Most tourists roaming the 750,000 square foot Prague Castle, which Guinness recognizes as the largest ancient castle in the world, are probably surprised to be confronted with an existential riddle in the form of a giant-skull bearing beggar on all fours.
Jaroslav Róna, who also created the Franz Kafka statue nearby, is a rather prolific surrealist sculptor. In the 1980s he helped found the Czech art group Tvrdohlaví (The Stubborn). He built Podobenství s Lebkou, aka “Parable with Skull” in 1993, a bronze sculpture of a beggar weighed down by a large skull resides on a thick slab of aging wood.
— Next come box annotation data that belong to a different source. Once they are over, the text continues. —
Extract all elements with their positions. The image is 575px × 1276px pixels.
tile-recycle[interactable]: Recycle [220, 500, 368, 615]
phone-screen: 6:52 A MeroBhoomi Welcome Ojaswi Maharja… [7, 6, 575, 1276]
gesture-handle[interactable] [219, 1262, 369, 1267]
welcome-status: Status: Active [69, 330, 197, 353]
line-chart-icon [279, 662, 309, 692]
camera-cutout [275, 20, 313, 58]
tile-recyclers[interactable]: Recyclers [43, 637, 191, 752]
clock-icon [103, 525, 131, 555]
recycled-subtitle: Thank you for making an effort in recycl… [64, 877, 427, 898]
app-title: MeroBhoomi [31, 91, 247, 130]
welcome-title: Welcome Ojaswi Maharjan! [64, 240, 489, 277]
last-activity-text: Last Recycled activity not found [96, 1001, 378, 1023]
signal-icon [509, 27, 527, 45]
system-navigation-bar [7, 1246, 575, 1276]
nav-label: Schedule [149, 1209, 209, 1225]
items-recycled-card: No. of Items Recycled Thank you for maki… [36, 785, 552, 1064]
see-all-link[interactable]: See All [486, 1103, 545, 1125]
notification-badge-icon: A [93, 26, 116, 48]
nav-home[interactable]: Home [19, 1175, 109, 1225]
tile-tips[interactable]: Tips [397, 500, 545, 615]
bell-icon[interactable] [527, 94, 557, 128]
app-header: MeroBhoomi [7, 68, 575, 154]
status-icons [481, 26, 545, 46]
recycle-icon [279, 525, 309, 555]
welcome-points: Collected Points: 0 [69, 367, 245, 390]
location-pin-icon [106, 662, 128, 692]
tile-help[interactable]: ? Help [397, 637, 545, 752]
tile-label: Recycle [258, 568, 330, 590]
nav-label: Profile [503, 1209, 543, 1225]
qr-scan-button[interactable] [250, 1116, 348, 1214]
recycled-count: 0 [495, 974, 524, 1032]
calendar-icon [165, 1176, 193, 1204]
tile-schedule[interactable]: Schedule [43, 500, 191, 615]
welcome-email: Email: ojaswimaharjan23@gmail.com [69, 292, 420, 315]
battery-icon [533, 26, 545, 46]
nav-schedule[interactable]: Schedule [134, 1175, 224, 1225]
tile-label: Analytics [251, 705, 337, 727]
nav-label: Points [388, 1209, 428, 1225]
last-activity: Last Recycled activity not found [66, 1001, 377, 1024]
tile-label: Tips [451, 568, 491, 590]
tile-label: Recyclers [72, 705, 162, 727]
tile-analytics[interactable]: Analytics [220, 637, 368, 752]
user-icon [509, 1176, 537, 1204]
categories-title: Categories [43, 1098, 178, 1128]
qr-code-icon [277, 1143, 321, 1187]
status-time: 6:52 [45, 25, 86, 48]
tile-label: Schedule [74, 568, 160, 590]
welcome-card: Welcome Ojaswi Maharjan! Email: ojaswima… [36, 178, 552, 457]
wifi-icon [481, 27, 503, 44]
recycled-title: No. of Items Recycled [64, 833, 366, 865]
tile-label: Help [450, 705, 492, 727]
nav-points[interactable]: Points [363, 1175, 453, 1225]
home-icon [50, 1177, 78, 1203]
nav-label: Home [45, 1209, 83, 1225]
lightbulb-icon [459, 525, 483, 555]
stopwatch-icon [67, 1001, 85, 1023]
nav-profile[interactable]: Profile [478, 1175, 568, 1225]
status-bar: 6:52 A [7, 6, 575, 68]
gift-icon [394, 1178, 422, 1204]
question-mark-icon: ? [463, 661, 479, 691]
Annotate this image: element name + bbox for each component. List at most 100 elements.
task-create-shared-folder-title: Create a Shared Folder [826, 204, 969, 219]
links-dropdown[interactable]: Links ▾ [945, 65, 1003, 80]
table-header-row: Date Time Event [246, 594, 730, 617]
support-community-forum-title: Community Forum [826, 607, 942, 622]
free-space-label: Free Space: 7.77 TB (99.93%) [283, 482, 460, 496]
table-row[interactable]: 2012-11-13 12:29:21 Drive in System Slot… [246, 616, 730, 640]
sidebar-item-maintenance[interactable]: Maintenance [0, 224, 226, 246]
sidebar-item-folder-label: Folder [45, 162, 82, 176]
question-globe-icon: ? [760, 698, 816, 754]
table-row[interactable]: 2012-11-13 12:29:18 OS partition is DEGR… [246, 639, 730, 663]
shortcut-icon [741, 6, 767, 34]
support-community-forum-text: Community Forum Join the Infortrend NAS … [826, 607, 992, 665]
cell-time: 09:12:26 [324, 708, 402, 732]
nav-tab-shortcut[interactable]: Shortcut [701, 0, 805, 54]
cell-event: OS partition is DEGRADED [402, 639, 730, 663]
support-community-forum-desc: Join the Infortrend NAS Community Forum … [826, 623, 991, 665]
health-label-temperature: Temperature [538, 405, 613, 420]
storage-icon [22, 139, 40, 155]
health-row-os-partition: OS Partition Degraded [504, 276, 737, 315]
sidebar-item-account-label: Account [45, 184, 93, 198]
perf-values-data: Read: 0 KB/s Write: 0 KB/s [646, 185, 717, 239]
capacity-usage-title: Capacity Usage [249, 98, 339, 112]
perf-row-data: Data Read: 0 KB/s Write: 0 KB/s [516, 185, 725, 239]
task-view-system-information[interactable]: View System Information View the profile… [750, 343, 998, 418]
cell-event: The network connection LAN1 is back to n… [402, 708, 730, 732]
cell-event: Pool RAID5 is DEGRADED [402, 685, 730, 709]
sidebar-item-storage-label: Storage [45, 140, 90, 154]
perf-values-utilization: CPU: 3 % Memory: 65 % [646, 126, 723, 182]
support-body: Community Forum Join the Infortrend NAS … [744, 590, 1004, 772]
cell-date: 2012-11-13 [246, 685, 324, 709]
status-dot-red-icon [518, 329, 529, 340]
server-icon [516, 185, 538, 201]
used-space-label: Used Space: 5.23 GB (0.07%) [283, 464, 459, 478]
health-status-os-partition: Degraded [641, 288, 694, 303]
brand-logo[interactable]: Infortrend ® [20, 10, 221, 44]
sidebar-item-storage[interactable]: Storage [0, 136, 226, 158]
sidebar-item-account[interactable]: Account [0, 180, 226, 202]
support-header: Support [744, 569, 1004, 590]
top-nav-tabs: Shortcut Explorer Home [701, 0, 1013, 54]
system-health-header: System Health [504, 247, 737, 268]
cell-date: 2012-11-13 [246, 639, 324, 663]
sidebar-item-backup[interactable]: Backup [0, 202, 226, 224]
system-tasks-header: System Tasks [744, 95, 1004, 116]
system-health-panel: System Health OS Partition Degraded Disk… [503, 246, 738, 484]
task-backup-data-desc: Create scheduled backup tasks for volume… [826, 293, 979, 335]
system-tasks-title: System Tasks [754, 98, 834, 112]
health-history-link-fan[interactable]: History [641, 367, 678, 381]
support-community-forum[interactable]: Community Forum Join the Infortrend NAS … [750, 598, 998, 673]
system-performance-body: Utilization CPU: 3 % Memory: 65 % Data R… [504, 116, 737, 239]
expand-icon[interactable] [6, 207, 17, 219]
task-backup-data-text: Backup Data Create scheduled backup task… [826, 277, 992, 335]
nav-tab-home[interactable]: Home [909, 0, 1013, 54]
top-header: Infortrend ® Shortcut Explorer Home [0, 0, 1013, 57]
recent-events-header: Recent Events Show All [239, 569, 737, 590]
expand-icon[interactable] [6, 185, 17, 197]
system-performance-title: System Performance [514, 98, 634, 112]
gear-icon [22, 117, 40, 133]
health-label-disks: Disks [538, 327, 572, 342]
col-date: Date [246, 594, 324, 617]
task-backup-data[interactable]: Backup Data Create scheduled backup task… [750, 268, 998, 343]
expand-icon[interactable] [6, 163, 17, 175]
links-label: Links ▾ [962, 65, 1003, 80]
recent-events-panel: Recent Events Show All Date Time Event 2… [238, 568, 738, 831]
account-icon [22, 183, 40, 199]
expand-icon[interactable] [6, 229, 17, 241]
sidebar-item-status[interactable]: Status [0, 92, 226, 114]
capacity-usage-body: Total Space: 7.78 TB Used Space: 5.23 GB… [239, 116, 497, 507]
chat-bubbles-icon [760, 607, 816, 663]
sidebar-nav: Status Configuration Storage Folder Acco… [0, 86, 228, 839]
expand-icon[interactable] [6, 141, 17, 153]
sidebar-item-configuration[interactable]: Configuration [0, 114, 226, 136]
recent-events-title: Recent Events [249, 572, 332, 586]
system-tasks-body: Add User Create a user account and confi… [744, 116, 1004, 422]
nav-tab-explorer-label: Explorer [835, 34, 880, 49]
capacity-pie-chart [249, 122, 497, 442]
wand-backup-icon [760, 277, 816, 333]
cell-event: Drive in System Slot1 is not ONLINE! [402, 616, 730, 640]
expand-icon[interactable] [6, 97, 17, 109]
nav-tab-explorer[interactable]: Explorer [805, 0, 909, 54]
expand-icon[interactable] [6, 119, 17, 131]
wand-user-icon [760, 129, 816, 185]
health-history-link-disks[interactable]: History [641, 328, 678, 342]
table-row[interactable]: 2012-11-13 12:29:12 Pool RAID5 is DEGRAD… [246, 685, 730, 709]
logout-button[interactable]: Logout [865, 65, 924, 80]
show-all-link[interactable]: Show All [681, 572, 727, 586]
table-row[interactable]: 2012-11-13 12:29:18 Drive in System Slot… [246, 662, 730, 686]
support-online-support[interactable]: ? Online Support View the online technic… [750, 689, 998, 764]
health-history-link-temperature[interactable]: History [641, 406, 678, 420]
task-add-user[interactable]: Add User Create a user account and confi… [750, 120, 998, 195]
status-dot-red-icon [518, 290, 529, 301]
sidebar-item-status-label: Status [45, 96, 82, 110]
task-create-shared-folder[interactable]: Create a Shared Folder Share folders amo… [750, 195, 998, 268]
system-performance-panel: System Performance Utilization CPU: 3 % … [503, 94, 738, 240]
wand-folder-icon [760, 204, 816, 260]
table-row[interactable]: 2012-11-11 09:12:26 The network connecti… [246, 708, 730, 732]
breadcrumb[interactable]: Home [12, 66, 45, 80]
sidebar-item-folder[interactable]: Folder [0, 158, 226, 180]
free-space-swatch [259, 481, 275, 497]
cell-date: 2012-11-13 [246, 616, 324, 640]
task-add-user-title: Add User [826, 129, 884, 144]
The sculpture used to be found at the eastern end of the Golden Lane by Prague Castle’s Daliborka Tower, where Dalibor of Kozojedy, known as the Robin Hood of Czechia, was said to have played the violin while waiting out his days.
Parable with Skull is based on one of Kafka’s characters—the “beggar, who, with the death rattle already in his throat, insists on dying on the doorstep” from The Bucket Rider. The sculpture tends to intrigue and even confuse those who visit the castle without prior knowledge of Róna’s surrealist works. There’s also a surprise at the rear end of the statue: the beggar’s dangling bronze testicles are displayed quite prominently, often shocking admirers of the piece.
Prague is a city known for its strange public sculptures, and Róna’s are among the strangest, but Parable with Skull isn’t a public work. To see the strange crawling man, one must pay admission to tour Prague Castle.
Update: It is currently found at the Convent of St. Agnes (one of the National Gallery museums), in the part of the sculpture garden that wraps around the church portion, on the walkway towards the north convent garden.
Know Before You Go
Access to the convent and gardens are free, there's an entrance fee to the art exhibition.